1. En el relato de la Visitación, san Lucas muestra cómo
la gracia de la Encarnación, después de haber inundado
a María, lleva salvación y alegría a la casa de
Isabel. El Salvador de los hombres, oculto en el seno de su Madre, derrama
el Espíritu Santo, manifestándose ya desde el comienzo
de su venida al mundo.
El evangelista, describiendo la salida de María hacia Judea,
usa el verbo anístemi, que significa levantarse, ponerse en movimiento.

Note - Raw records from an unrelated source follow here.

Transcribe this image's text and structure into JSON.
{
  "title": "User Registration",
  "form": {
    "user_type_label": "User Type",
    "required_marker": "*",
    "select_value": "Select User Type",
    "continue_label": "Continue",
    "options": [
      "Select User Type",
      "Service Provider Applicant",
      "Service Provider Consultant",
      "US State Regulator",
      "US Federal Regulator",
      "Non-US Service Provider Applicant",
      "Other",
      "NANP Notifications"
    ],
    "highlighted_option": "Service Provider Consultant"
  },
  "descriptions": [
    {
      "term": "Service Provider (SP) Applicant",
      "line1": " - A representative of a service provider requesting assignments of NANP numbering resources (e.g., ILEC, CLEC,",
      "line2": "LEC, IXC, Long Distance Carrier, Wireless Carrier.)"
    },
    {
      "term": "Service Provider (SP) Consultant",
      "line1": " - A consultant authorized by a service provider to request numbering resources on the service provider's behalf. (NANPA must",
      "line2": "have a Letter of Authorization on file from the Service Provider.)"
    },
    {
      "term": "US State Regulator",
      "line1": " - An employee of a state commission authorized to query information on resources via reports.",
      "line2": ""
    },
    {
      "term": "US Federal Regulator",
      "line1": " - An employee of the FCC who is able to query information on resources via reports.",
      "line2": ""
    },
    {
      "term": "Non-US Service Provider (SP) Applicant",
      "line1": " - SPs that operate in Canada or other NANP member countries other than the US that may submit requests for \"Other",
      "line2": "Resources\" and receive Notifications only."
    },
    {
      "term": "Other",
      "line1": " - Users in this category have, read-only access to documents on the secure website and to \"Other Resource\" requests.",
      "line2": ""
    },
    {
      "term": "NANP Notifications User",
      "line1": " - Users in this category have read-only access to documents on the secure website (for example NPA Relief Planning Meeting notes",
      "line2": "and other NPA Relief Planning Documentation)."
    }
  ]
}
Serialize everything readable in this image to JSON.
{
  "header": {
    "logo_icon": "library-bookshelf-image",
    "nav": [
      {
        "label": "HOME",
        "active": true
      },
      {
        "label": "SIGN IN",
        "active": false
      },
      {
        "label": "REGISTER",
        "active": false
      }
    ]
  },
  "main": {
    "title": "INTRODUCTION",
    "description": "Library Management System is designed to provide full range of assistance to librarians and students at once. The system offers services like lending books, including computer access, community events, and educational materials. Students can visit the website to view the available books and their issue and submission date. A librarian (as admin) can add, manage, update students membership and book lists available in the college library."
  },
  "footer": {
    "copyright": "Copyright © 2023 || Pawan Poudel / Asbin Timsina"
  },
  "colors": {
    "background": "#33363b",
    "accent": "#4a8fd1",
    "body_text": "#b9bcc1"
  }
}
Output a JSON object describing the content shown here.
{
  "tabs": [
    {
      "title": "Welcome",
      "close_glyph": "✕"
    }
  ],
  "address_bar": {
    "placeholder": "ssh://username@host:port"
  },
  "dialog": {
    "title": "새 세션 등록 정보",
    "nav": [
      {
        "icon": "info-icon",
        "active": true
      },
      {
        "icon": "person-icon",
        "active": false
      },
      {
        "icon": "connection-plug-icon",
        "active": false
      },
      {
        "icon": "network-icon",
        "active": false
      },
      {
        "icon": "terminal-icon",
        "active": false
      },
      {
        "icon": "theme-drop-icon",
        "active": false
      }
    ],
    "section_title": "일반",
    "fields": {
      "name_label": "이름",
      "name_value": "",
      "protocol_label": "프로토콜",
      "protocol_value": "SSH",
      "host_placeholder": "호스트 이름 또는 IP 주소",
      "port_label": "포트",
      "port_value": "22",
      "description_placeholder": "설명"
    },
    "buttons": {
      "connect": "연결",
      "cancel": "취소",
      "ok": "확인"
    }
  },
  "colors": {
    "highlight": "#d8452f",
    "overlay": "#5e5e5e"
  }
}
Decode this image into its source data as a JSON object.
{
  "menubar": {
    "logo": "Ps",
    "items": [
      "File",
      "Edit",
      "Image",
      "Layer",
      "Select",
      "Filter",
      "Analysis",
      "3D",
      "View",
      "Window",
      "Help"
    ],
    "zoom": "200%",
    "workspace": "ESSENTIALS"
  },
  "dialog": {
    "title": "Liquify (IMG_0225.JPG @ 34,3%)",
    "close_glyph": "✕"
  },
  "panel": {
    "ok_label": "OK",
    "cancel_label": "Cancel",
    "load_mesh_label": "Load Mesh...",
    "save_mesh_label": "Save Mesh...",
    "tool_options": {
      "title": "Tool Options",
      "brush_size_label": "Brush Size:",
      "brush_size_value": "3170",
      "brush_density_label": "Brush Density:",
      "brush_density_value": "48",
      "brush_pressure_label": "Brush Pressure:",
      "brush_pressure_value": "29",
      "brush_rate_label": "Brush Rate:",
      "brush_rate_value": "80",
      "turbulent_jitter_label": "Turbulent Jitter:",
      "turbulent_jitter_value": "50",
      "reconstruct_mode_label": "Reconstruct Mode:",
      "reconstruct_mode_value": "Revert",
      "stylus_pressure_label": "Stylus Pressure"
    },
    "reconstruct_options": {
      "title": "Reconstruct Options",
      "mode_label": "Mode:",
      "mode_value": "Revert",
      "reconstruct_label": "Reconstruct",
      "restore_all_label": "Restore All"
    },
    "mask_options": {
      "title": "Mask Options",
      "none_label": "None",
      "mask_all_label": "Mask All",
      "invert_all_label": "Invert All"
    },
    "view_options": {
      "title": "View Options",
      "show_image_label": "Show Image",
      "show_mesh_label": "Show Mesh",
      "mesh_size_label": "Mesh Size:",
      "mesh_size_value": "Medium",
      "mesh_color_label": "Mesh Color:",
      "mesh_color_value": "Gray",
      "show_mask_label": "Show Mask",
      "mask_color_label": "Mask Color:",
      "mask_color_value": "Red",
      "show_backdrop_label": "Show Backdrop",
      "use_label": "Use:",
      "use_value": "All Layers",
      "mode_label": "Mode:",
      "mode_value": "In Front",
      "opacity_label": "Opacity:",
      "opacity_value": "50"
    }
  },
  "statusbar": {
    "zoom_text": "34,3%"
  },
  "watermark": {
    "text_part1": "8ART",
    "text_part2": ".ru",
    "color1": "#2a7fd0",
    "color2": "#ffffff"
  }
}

Considerando que este verbo se usa en los evangelios para indicar la
resurrección de Jesús (cf. Mc 8,31; 9,9.31; Lc 24,7.46)
o acciones materiales que comportan un impulso espiritual (cf. Lc 5,27-28;
15,18.20), podemos suponer que Lucas, con esta expresión, quiere
subrayar el impulso vigoroso que lleva a María, bajo la inspiración
del Espíritu Santo, a dar al mundo el Salvador.
2. El texto evangélico refiere, además, que María
realiza el viaje «con prontitud» (Lc 1,39). También
la expresión «a la región montañosa»
(Lc 1,39), en el contexto lucano, es mucho más que una simple
indicación topográfica, pues permite pensar en el mensajero
de la buena nueva descrito en el libro de Isaías: «¡Qué
hermosos son sobre los montes los pies del mensajero que anuncia la
paz, que trae buenas nuevas, que anuncia salvación, que dice
a Sión: "Ya reina tu Dios"!» (Is 52,7).
Así como manifiesta san Pablo, que reconoce el cumplimiento de
este texto profético en la predicación del Evangelio (cf.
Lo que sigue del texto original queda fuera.